For me, when I was being restrictive with food, if I was "splurging" on something, I knew it was the last I would have for awhile, so it had to be perfect. Even within my "clean eating" restrictions, I wanted everything to be a gourmet eating experience. I would spend hours writing out recipes from Gourmet magazine that I'd never cook and stay up till the wee hours reading food blogs and cookbooks and gazing at pictures of food on pinterest. And y'all, that was just from me dabbling in a little clean eating!
As you mend your relationship with food, it becomes a lot less interesting. Food takes a backseat to other, more interesting, and more fulfilling things in life. Of course, that's a good thing, but it can still feel kinda sad!

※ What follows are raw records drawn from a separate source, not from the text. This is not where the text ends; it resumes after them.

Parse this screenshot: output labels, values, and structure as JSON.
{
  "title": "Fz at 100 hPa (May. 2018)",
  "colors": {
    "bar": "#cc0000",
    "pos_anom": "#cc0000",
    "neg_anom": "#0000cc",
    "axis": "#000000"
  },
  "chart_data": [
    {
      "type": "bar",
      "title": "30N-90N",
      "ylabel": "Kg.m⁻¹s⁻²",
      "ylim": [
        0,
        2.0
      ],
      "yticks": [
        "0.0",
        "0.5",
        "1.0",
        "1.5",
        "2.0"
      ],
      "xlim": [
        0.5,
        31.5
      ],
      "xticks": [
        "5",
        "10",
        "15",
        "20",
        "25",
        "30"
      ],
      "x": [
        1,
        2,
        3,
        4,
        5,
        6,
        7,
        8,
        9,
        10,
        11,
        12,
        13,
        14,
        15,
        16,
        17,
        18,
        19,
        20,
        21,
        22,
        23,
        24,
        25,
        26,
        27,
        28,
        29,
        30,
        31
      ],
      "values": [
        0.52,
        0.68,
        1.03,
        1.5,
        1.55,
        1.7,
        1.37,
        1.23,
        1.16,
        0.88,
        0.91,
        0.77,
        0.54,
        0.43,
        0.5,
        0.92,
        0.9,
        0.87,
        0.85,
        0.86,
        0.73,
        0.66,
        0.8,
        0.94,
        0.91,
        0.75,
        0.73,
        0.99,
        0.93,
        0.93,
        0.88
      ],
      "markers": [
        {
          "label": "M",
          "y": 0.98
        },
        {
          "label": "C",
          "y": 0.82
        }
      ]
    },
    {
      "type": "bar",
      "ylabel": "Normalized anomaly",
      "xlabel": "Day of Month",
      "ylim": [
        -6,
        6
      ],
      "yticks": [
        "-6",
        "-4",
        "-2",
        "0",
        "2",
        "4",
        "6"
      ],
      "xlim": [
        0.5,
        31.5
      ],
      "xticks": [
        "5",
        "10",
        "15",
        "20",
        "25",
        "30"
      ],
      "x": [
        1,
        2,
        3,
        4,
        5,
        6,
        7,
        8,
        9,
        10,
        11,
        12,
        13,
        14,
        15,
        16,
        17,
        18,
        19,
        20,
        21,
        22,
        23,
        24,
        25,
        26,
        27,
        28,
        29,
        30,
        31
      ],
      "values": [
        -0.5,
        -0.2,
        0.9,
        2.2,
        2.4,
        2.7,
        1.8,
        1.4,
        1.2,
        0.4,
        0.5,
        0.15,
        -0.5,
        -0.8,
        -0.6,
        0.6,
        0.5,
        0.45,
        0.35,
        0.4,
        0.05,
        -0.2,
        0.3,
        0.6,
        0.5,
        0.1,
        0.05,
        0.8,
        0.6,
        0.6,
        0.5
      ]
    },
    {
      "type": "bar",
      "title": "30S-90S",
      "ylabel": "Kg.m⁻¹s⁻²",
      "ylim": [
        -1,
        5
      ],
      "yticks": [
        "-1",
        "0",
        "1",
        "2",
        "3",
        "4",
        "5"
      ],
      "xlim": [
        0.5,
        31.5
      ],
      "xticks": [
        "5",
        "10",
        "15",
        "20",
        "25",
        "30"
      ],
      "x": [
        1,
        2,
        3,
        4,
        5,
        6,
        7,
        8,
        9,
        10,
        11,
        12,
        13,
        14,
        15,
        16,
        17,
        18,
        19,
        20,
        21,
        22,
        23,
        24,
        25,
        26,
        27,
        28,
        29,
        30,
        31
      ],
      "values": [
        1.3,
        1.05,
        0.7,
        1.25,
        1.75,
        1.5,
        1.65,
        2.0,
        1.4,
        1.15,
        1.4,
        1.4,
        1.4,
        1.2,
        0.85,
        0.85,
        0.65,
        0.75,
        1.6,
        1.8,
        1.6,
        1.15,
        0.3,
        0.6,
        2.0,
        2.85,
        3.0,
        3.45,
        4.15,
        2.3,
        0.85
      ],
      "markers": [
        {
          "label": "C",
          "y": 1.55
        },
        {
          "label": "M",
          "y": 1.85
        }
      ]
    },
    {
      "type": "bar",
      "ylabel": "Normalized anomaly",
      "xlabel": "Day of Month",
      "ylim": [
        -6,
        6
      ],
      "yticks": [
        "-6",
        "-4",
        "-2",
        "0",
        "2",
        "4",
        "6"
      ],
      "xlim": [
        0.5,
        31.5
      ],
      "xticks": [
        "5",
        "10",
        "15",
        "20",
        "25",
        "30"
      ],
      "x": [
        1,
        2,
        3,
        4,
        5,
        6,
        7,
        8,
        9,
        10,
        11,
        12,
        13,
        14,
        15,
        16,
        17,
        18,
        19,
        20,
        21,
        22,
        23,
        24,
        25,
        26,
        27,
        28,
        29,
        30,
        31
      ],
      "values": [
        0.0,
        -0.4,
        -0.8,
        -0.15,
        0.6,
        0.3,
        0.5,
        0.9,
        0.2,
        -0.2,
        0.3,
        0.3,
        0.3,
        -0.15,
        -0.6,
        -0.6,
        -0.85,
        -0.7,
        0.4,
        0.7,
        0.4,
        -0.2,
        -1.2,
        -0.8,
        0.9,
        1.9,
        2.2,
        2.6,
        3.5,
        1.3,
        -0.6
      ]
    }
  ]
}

I know for me, there was a bit of mourning, and sometimes there still is. It actually hit me a few days ago when I was picking up something for lunch on the way home from work. In the past, I was restrictive about where I would go and what I "should" order, so the times I was giving myself full permission were really exciting and felt like such a huge treat. This time, nothing I thought of sounded thrilling like it used to. So I picked up something that was convenient and sounded satisfying, and didn't even care when they got my order wrong (which would have been totally distressing in the past because how dare you mess with my one splurge of a meal!!). I made do with the fact that sometimes the joy of eating is knowing that you can get joy from things outside of food.
Have you ever been through any of these stages on your intuitive eating journey? Would love to hear your thoughts!